Arduino – Does this mechanical switch really have no bounce

arduinodebounceswitches

I'm prototyping with a bunch of no name mechanical button mini-switches and SAM D21 microcontroller (Adafruit Feather M0). The switch is connected directly between the ground and the input pin #19 (PB02 of ATSAMD21G18) without any debouncing circuitry #19. This Arduino test program:

constexpr int BUTTON = 19;

void setup()
{
  pinMode(BUTTON,  INPUT_PULLUP);
}

void loop()
{
  Serial << digitalRead(BUTTON) << ", " << micros() << "\n";
}

produces a log of clean transitions without a single bounce, e.g.

1, 8891998
1, 8892101
1, 8892197
1, 8892362
0, 8892468
0, 8892569
0, 8892668
0, 8892764
....
0, 9063951
0, 9064048
0, 9064145
0, 9064305
1, 9064401
1, 9064507
1, 9064610
1, 9064706

Pin PB02 is read more often than every 0.1ms, which seems sufficient to catch mechanical switch bounce. Is there some hardware filtering involved here? Unfortunately, I don't have a scope handy to capture the signal.

Here is a picture of the switch:

enter image description here

EDIT

There are several answers blaming serial port latency for missing the bounce. This is incorrect. I'm logging timestamps of each measurement, which are better than 4μs accurate. See https://www.arduino.cc/en/pmwiki.php%3Fn%3DReference/Micros for description of micros() function, specifically: "On 16 MHz Arduino boards (e.g. Duemilanove and Nano), this function has a resolution of four microseconds".

EDIT'

Picture of the test setup, as requested (tiny switch on the left):

enter image description here

Best Answer

Not every electromechanical contact exhibits bounces, and if it does, not always every single time you activate it. Moreover, some switches bounce only on one "edge" of the signal, i.e. only when closed or open. And other switches' bounces are so quick that they are not detectable by common MCUs. You need a scope to capture that behavior.

The variations could be astounding.

An interesting article about debouncing from embedded guru Jack Ganssle shows you some empirical data.

Excerpts (emphasis mine):

Many of the switches exhibited quite wild and unexpected behavior. Bounces of under 100 nsec were common (more on this later). No reasonable micro could reliably capture these sorts of transitions, so I abandoned that plan and instead used the scope, connecting both analog and digital channels to the switch. This let me see what was going on in the analog domain, and how a computer would interpret the data. A 5 volt supply and 1k pull-up completed the test jig.

If a sub-100 nsec transition won't be captured by a computer why worry about it? Unfortunately, even a very short signal will toggle the logic once in a while. Tie it to an interrupt and the likelihood increases. Those transitions, though very short, will occasionally pervert the debounce routine. For the sake of the experiment we need to see them.

[...]

So how long do switches bounce for? The short answer: sometimes a lot, sometimes not at all.

Only two switches exhibited bounces exceeding 6200 µsec. Switch E, what seemed like a nice red pushbutton, had a worst case bounce when it opened of 157 msec - almost a 1/6 of a second! Yuk. Yet it never exceeded a 20 µsec bounce when closed. Go figure.
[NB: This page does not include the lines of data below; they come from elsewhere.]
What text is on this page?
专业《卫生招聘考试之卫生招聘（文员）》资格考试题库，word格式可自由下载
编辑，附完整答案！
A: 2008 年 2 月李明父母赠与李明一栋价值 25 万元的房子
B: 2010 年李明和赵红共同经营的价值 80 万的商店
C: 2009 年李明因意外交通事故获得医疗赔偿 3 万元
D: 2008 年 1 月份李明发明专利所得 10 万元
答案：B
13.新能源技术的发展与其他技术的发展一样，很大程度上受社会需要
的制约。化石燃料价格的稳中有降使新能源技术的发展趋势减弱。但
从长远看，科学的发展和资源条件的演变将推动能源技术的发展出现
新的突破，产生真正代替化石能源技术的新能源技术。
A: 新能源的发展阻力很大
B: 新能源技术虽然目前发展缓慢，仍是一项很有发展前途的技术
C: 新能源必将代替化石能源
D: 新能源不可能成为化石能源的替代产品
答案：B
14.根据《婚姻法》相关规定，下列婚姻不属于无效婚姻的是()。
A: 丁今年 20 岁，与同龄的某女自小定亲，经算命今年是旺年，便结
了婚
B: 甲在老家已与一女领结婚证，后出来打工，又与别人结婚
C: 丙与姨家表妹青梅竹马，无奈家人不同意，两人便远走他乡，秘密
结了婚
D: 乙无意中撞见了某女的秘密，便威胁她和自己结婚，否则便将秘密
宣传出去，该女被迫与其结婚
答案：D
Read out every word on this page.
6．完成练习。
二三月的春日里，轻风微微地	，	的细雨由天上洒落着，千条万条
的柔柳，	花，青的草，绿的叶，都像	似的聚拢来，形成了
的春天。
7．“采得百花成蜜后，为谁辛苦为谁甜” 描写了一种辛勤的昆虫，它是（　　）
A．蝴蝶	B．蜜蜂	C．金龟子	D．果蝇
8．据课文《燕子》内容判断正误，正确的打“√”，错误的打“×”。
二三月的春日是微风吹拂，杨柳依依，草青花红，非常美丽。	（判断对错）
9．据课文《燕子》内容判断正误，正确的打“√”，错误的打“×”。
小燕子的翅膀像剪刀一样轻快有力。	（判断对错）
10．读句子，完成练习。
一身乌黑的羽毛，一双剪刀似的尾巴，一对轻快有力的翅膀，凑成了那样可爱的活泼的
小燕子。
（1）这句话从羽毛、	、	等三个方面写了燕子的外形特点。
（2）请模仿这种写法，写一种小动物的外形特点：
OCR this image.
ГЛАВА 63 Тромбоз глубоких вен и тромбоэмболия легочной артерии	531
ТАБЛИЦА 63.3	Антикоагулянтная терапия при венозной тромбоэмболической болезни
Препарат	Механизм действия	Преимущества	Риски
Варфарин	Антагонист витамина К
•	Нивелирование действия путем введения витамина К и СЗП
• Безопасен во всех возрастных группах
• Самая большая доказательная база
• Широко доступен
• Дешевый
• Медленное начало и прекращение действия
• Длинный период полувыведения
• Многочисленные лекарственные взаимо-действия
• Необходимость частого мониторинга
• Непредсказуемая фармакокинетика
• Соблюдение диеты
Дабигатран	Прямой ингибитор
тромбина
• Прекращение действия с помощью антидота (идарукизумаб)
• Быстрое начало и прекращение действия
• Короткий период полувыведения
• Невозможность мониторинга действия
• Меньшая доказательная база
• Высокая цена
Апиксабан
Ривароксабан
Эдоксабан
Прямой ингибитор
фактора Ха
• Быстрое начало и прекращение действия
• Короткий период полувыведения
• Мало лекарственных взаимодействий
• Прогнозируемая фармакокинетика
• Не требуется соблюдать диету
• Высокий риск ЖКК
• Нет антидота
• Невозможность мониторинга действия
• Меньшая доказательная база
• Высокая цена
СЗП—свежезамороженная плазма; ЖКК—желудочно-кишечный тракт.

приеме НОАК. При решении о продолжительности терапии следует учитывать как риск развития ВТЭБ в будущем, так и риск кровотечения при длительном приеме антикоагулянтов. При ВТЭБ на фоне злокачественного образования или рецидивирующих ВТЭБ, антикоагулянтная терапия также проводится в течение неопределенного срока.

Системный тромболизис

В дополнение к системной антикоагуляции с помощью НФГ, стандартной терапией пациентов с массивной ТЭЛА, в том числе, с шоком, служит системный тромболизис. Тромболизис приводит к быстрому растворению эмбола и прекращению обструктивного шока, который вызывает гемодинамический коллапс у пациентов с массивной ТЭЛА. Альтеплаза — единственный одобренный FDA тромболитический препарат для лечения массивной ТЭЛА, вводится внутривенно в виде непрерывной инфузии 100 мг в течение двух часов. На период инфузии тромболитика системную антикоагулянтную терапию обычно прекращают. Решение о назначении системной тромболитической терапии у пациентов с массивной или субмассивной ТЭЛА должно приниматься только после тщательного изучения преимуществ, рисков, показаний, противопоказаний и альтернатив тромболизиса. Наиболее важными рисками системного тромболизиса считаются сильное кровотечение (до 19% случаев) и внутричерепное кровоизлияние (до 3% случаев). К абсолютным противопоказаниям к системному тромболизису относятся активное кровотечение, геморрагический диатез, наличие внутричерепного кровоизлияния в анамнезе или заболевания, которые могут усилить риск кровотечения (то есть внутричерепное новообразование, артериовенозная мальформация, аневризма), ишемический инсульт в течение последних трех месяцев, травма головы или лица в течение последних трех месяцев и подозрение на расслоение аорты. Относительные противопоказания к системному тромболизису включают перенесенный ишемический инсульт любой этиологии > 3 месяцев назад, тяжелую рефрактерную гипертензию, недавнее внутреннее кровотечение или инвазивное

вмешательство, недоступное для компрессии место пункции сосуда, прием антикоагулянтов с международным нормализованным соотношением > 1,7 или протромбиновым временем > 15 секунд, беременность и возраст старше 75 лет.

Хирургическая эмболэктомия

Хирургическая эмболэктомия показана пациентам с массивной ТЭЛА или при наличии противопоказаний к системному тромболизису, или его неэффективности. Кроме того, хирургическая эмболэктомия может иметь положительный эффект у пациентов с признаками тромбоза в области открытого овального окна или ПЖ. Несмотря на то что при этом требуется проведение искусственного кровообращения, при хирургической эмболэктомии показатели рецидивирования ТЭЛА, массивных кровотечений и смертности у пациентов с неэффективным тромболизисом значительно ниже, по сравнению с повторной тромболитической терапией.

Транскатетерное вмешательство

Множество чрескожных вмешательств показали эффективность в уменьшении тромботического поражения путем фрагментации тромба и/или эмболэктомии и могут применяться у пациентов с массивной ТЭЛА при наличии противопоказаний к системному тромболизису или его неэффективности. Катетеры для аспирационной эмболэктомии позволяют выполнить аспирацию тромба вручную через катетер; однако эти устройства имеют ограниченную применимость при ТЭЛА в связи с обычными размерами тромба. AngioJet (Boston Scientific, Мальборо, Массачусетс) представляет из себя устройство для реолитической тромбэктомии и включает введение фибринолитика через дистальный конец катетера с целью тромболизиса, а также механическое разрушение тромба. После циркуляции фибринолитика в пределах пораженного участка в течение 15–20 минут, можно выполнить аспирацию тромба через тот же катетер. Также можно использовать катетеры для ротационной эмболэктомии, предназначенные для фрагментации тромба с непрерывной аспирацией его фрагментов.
Another switch took 11.3 msec to completely close one time; other actuations were all under 10 msec.

Toss out those two samples and the other 16 switches exhibited an average 1557 µsec of bouncing, with, as I said, a max of 6200 µsec. Not bad at all.

Seven of the switches consistently bounced much longer when closed than when opened. I was amazed to find that for most of the switches many bounces on opening lasted for less than 1 µsec - that's right, less than a millionth of a second. Yet the very next experiment on the same switch could yield a reading in the hundreds of microseconds.

Identical switches were not particularly identical. Two matching pairs were tested; each twin differed from its brother by a factor of two.

[...]

Use a grain of salt when playing with these numbers. Civil engineers don't really know the exact strength of a concrete beam poured by indolent laborers, so they beef things up a bit. They add margin. Do the same here. Assume things are worse than shown.

Bottom line: always assume switches will bounce and implement a conservative debouncing strategy (HW, SW or even both for maximum reliability).

If you really need to optimize things, you have to characterize your switch with sound statistical methods (never trust the manufacturer, unless you have a legal guarantee), so that you can choose the optimum debouncing strategy/parameters.